The Regional Office noted that many changes have occurred in the industry since the 2005 guidance on overdraft programs issued by the Federal Financial Institutions Examination Council. For example, amendments to Regulations E and DD have caused a number of institutions to adopt or increase continuous (or extended) overdraft or negative balance fees. Depending on how a bank sets up its overdraft program, continuous overdraft fees may be charged every day the account is overdrawn or once every few days.
In its updated guidance the Regional Office warns that a bank’s disclosures and practices relating to continuous overdraft fees may run afoul of the Federal Trade Commission’s prohibition on unfair or deceptive trade practices.
For example, some banks assess continuous overdraft fees based on calendar days, but customers can cure the overdraft only on business days. Consequently, if a bank charges a continuous overdraft fee after three days, and an overdraft occurs on a Thursday, the third calendar day is Sunday, a non-processing day. If the bank were to charge the fee on a Friday, that effectively leaves the consumer with just one day to cure the overdraft, not three as promised.
“Such practices have been cited as unfair, in violation of Section 5 [of the Federal Trade Commission Act],” the FDIC said.
To avoid potential issues, banks should review their fees and ask the question, “As a customer, would I know enough about how the fee is assessed to prevent myself from incurring it, should I accidentally overdraw my account?”

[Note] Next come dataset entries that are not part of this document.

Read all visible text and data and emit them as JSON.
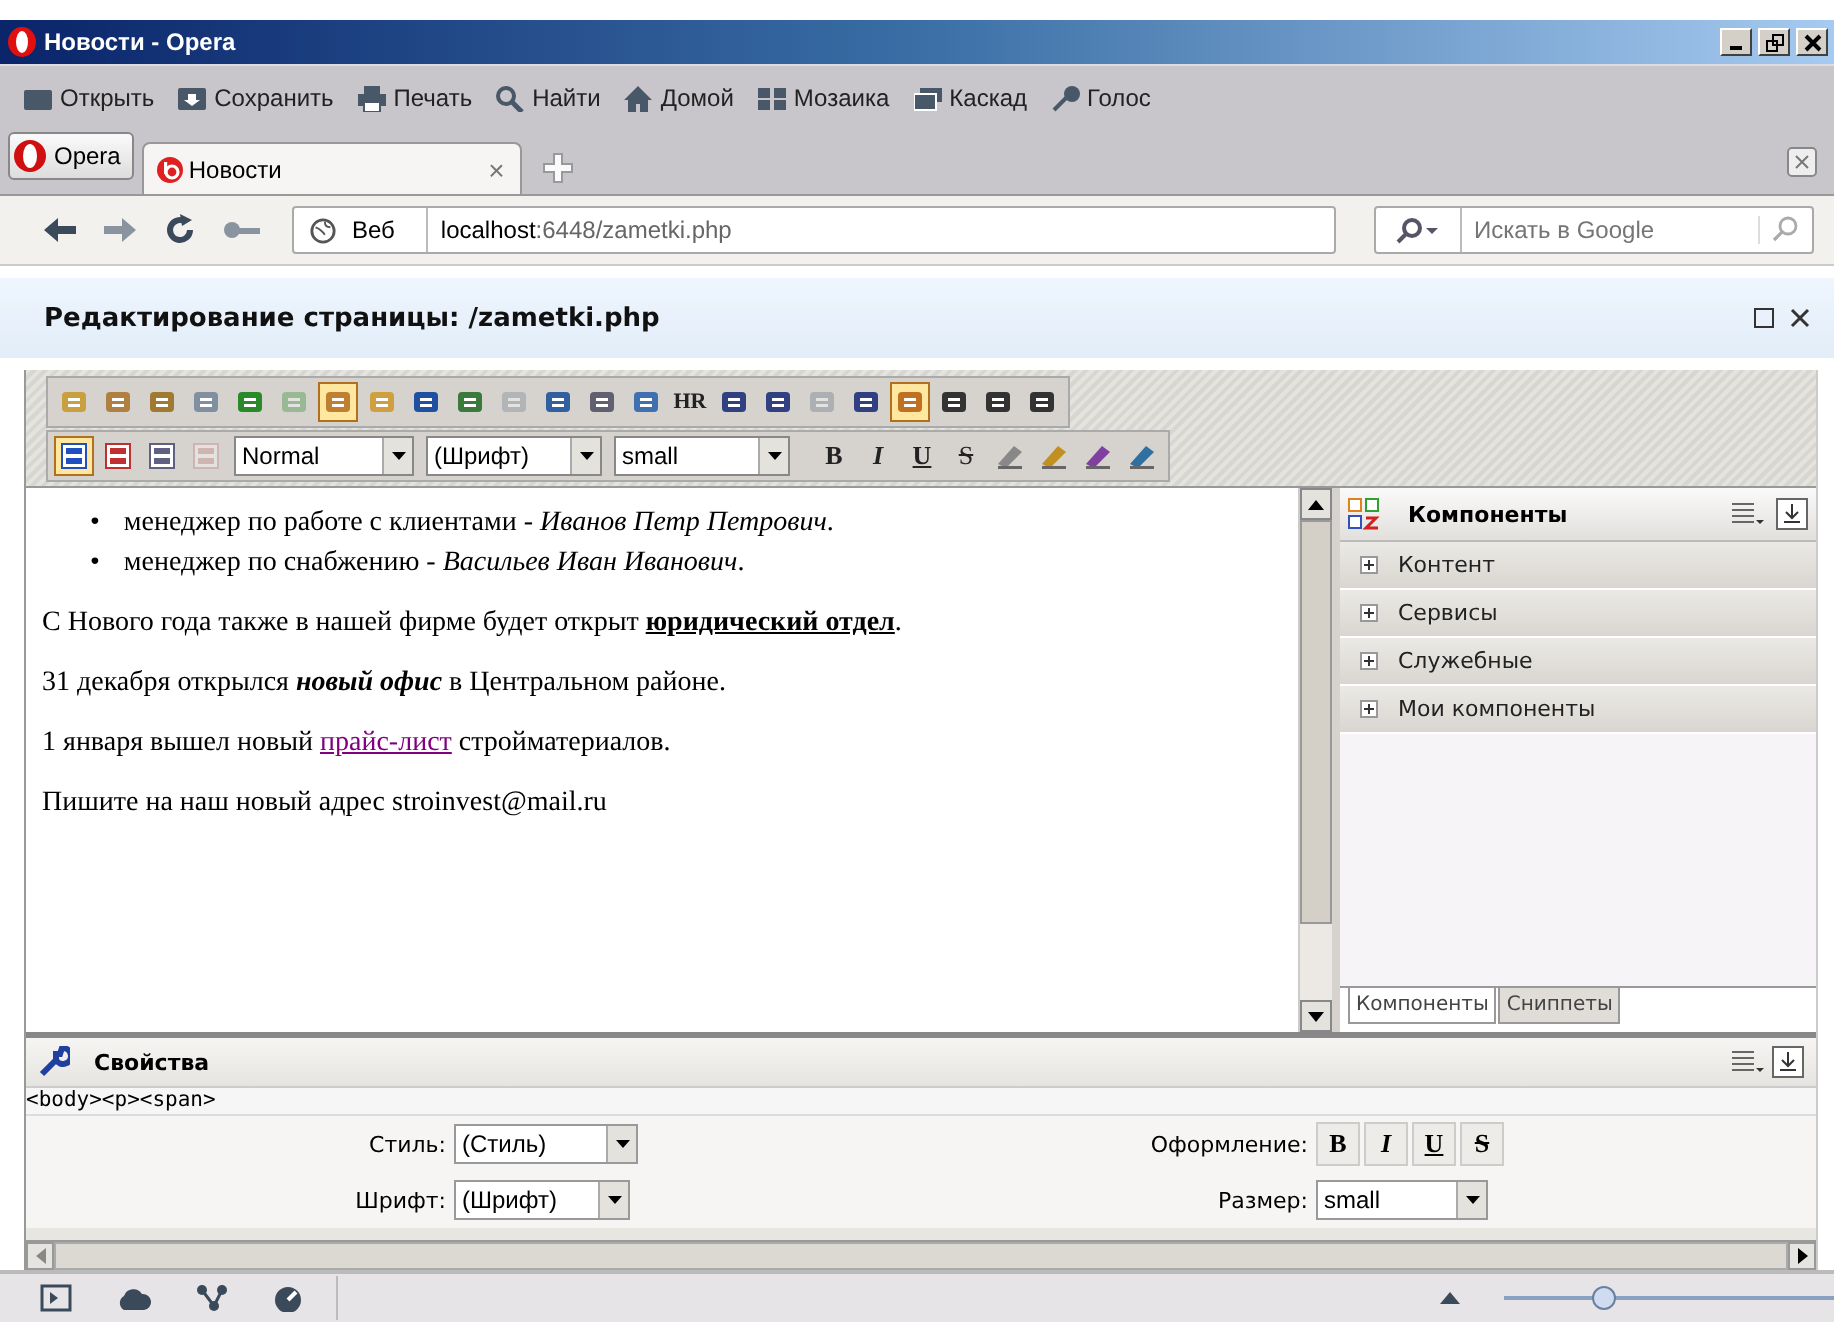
{
  "window": {
    "title": "Новости - Opera"
  },
  "toolbar": [
    {
      "label": "Открыть"
    },
    {
      "label": "Сохранить"
    },
    {
      "label": "Печать"
    },
    {
      "label": "Найти"
    },
    {
      "label": "Домой"
    },
    {
      "label": "Мозаика"
    },
    {
      "label": "Каскад"
    },
    {
      "label": "Голос"
    }
  ],
  "tabs": {
    "menu_label": "Opera",
    "items": [
      {
        "label": "Новости",
        "selected": true,
        "close": "×"
      }
    ]
  },
  "address": {
    "badge": "Веб",
    "url_host": "localhost",
    "url_path": ":6448/zametki.php",
    "search_placeholder": "Искать в Google"
  },
  "page_header": {
    "title": "Редактирование страницы: /zametki.php"
  },
  "editor_toolbar": {
    "row_1": [
      {
        "selected": false,
        "disabled": false
      },
      {
        "selected": false,
        "disabled": false
      },
      {
        "selected": false,
        "disabled": false
      },
      {
        "selected": false,
        "disabled": false
      },
      {
        "selected": false,
        "disabled": false
      },
      {
        "selected": false,
        "disabled": true
      },
      {
        "selected": true,
        "disabled": false
      },
      {
        "selected": false,
        "disabled": false
      },
      {
        "selected": false,
        "disabled": false
      },
      {
        "selected": false,
        "disabled": false
      },
      {
        "selected": false,
        "disabled": true
      },
      {
        "selected": false,
        "disabled": false
      },
      {
        "selected": false,
        "disabled": false
      },
      {
        "selected": false,
        "disabled": false
      },
      {
        "label": "HR",
        "selected": false,
        "disabled": false
      },
      {
        "selected": false,
        "disabled": false
      },
      {
        "selected": false,
        "disabled": false
      },
      {
        "selected": false,
        "disabled": true
      },
      {
        "selected": false,
        "disabled": false
      },
      {
        "selected": true,
        "disabled": false
      },
      {
        "selected": false,
        "disabled": false
      },
      {
        "selected": false,
        "disabled": false
      },
      {
        "selected": false,
        "disabled": false
      }
    ],
    "row_2_start": [
      {
        "selected": true,
        "disabled": false
      },
      {
        "selected": false,
        "disabled": false
      },
      {
        "selected": false,
        "disabled": false
      },
      {
        "selected": false,
        "disabled": true
      }
    ],
    "dropdowns": [
      "Normal",
      "(Шрифт)",
      "small"
    ],
    "row_2_end": [
      {
        "label": "B",
        "selected": false,
        "disabled": false
      },
      {
        "label": "I",
        "selected": false,
        "disabled": false
      },
      {
        "label": "U",
        "selected": false,
        "disabled": false
      },
      {
        "label": "S",
        "selected": false,
        "disabled": false
      },
      {
        "selected": false,
        "disabled": false
      },
      {
        "selected": false,
        "disabled": false
      },
      {
        "selected": false,
        "disabled": false
      },
      {
        "selected": false,
        "disabled": false
      }
    ]
  },
  "content": {
    "list_items": [
      {
        "marker": "•",
        "text": "менеджер по работе с клиентами - *Иванов Петр Петрович*."
      },
      {
        "marker": "•",
        "text": "менеджер по снабжению - *Васильев Иван Иванович*."
      }
    ],
    "paragraphs": [
      [
        {
          "kind": "plain",
          "text": "С Нового года также в нашей фирме будет открыт "
        },
        {
          "kind": "bold-underline",
          "text": "юридический отдел"
        },
        {
          "kind": "plain",
          "text": "."
        }
      ],
      [
        {
          "kind": "plain",
          "text": "31 декабря открылся "
        },
        {
          "kind": "bold-italic",
          "text": "новый офис"
        },
        {
          "kind": "plain",
          "text": " в Центральном районе."
        }
      ],
      [
        {
          "kind": "plain",
          "text": "1 января вышел новый "
        },
        {
          "kind": "link",
          "text": "прайс-лист"
        },
        {
          "kind": "plain",
          "text": " стройматериалов."
        }
      ],
      [
        {
          "kind": "plain",
          "text": "Пишите на наш новый адрес stroinvest@mail.ru"
        }
      ]
    ]
  },
  "components_panel": {
    "title": "Компоненты",
    "items": [
      {
        "label": "Контент",
        "expanded": false
      },
      {
        "label": "Сервисы",
        "expanded": false
      },
      {
        "label": "Служебные",
        "expanded": false
      },
      {
        "label": "Мои компоненты",
        "expanded": false
      }
    ],
    "tabs": [
      {
        "label": "Компоненты",
        "selected": true
      },
      {
        "label": "Сниппеты",
        "selected": false
      }
    ]
  },
  "properties": {
    "title": "Свойства",
    "path": "<body><p><span>",
    "style_label": "Стиль:",
    "style_value": "(Стиль)",
    "font_label": "Шрифт:",
    "font_value": "(Шрифт)",
    "format_label": "Оформление:",
    "format_buttons": [
      "B",
      "I",
      "U",
      "S"
    ],
    "size_label": "Размер:",
    "size_value": "small"
  },
  "status_bar": {
    "zoom_slider": {
      "level": 0.3
    }
  }
}
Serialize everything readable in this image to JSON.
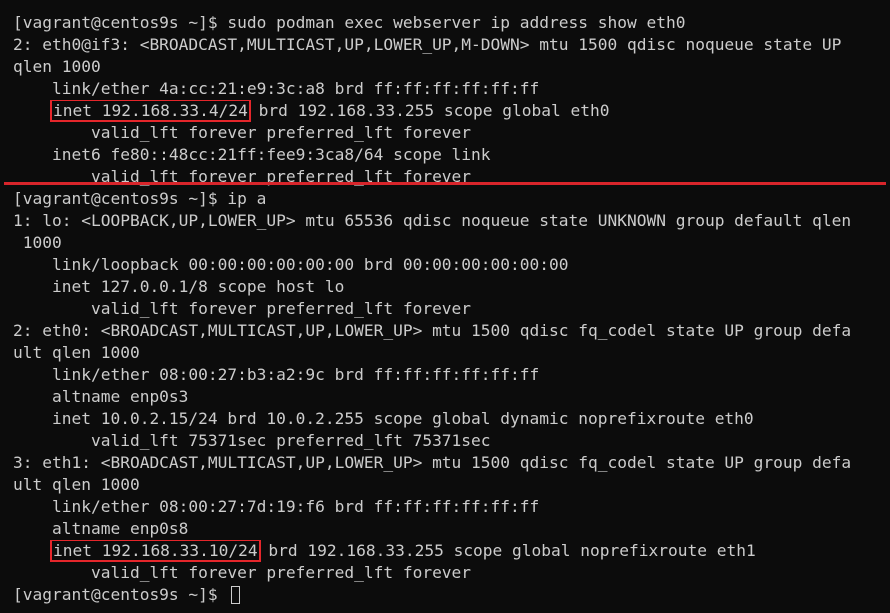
{
  "terminal": {
    "lines": [
      "[vagrant@centos9s ~]$ sudo podman exec webserver ip address show eth0",
      "2: eth0@if3: <BROADCAST,MULTICAST,UP,LOWER_UP,M-DOWN> mtu 1500 qdisc noqueue state UP",
      "qlen 1000",
      "    link/ether 4a:cc:21:e9:3c:a8 brd ff:ff:ff:ff:ff:ff",
      "",
      "        valid_lft forever preferred_lft forever",
      "    inet6 fe80::48cc:21ff:fee9:3ca8/64 scope link",
      "        valid_lft forever preferred_lft forever",
      "[vagrant@centos9s ~]$ ip a",
      "1: lo: <LOOPBACK,UP,LOWER_UP> mtu 65536 qdisc noqueue state UNKNOWN group default qlen",
      " 1000",
      "    link/loopback 00:00:00:00:00:00 brd 00:00:00:00:00:00",
      "    inet 127.0.0.1/8 scope host lo",
      "        valid_lft forever preferred_lft forever",
      "2: eth0: <BROADCAST,MULTICAST,UP,LOWER_UP> mtu 1500 qdisc fq_codel state UP group defa",
      "ult qlen 1000",
      "    link/ether 08:00:27:b3:a2:9c brd ff:ff:ff:ff:ff:ff",
      "    altname enp0s3",
      "    inet 10.0.2.15/24 brd 10.0.2.255 scope global dynamic noprefixroute eth0",
      "        valid_lft 75371sec preferred_lft 75371sec",
      "3: eth1: <BROADCAST,MULTICAST,UP,LOWER_UP> mtu 1500 qdisc fq_codel state UP group defa",
      "ult qlen 1000",
      "    link/ether 08:00:27:7d:19:f6 brd ff:ff:ff:ff:ff:ff",
      "    altname enp0s8",
      "",
      "        valid_lft forever preferred_lft forever",
      "[vagrant@centos9s ~]$ "
    ],
    "highlight_1": {
      "prefix": "    ",
      "boxed": "inet 192.168.33.4/24",
      "rest": " brd 192.168.33.255 scope global eth0"
    },
    "highlight_2": {
      "prefix": "    ",
      "boxed": "inet 192.168.33.10/24",
      "rest": " brd 192.168.33.255 scope global noprefixroute eth1"
    },
    "colors": {
      "background": "#0c0c0c",
      "text": "#cccccc",
      "highlight_box": "#e5262b",
      "divider": "#d8252b"
    }
  }
}
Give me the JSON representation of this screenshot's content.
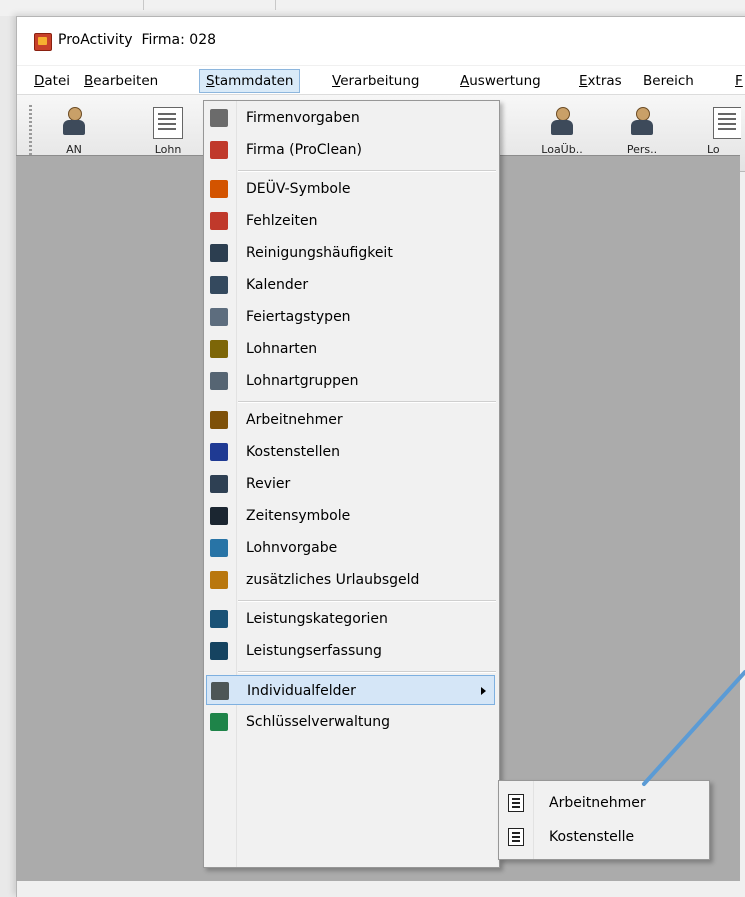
{
  "window": {
    "app_name": "ProActivity",
    "firm_label": "Firma: 028"
  },
  "menubar": [
    {
      "label": "Datei",
      "id": "datei",
      "active": false
    },
    {
      "label": "Bearbeiten",
      "id": "bearbeiten",
      "active": false
    },
    {
      "label": "Stammdaten",
      "id": "stammdaten",
      "active": true
    },
    {
      "label": "Verarbeitung",
      "id": "verarbeitung",
      "active": false
    },
    {
      "label": "Auswertung",
      "id": "auswertung",
      "active": false
    },
    {
      "label": "Extras",
      "id": "extras",
      "active": false
    },
    {
      "label": "Bereich",
      "id": "bereich",
      "active": false
    },
    {
      "label": "F",
      "id": "f",
      "active": false
    }
  ],
  "toolbar": [
    {
      "label": "AN",
      "icon": "employee-icon"
    },
    {
      "label": "Lohn",
      "icon": "wage-icon"
    },
    {
      "label": "LoaÜb..",
      "icon": "wage-transfer-icon"
    },
    {
      "label": "Pers..",
      "icon": "personnel-icon"
    },
    {
      "label": "Lo",
      "icon": "document-icon"
    }
  ],
  "stammdaten_menu": [
    {
      "label": "Firmenvorgaben",
      "icon": "company-defaults-icon"
    },
    {
      "label": "Firma (ProClean)",
      "icon": "company-icon"
    },
    {
      "sep": true
    },
    {
      "label": "DEÜV-Symbole",
      "icon": "deuev-symbols-icon"
    },
    {
      "label": "Fehlzeiten",
      "icon": "absence-icon"
    },
    {
      "label": "Reinigungshäufigkeit",
      "icon": "cleaning-frequency-icon"
    },
    {
      "label": "Kalender",
      "icon": "calendar-icon"
    },
    {
      "label": "Feiertagstypen",
      "icon": "holiday-types-icon"
    },
    {
      "label": "Lohnarten",
      "icon": "wage-types-icon"
    },
    {
      "label": "Lohnartgruppen",
      "icon": "wage-type-groups-icon"
    },
    {
      "sep": true
    },
    {
      "label": "Arbeitnehmer",
      "icon": "employee-icon"
    },
    {
      "label": "Kostenstellen",
      "icon": "cost-centers-icon"
    },
    {
      "label": "Revier",
      "icon": "district-icon"
    },
    {
      "label": "Zeitensymbole",
      "icon": "hourglass-icon"
    },
    {
      "label": "Lohnvorgabe",
      "icon": "wage-default-icon"
    },
    {
      "label": "zusätzliches Urlaubsgeld",
      "icon": "vacation-pay-icon"
    },
    {
      "sep": true
    },
    {
      "label": "Leistungskategorien",
      "icon": "service-categories-icon"
    },
    {
      "label": "Leistungserfassung",
      "icon": "service-recording-icon"
    },
    {
      "sep": true
    },
    {
      "label": "Individualfelder",
      "icon": "custom-fields-icon",
      "submenu": true,
      "highlight": true
    },
    {
      "label": "Schlüsselverwaltung",
      "icon": "key-management-icon"
    }
  ],
  "submenu": [
    {
      "label": "Arbeitnehmer",
      "icon": "list-icon"
    },
    {
      "label": "Kostenstelle",
      "icon": "list-icon"
    }
  ],
  "colors": {
    "highlight": "#d5e6f7",
    "annotation_arrow": "#5b9bd5",
    "client_area": "#ababab"
  }
}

The agency proposed other considerations, such as whether a fee is assessed before the decision to pay or return an item and disclosure of whether the assessment of a bank service charge may cause an extended negative balance fee to be assessed. In the latter situation, the Regional Office suggests that the bank inquire whether “the consumer [is] told that other fees can lead to a negative balance, which can lead to additional fees.”
The guidance also offered two best practices for banks. When providing notice of an overdraft via a real-time communication method such as e-mail or text message, the bank should “amend default messages to include when the continuous overdraft fee will be assessed,” the agency suggested. Also when determining how much time to provide between notice of an overdraft fee and the actual assessment, the Regional Office suggested that the bank “give the customer a reasonable time to cure the overdraft prior to assessing any fee.”
Disclosures – particularly about how the bank calculates when fees will be assessed and the number of days to cure an overdraft – should be reviewed for accuracy, and banks should consider testing to ensure that fees are being assessed as intended and are consistent with disclosures.
“If discrepancies are found between what the bank discloses and what fees are assessed, that bank management should consider issuing new disclosures and making voluntary restitution to customers,” the FDIC said. “A review of depositor accounts for potential restitution should be conducted back to the date when the customers were assessed fees in excess of what should have been charged. Correcting such issues, including making full restitution, will be considered by the FDIC in reviewing the bank’s disclosures and practices.”
To read the Kansas City Regional Office’s guidance, click here.
Why it matters: Banks would be well-advised to review the guidance and consider whether any of their disclosures and practices relating to overdraft programs could run afoul of the Section 5 prohibition on unfair and deceptive acts or practices.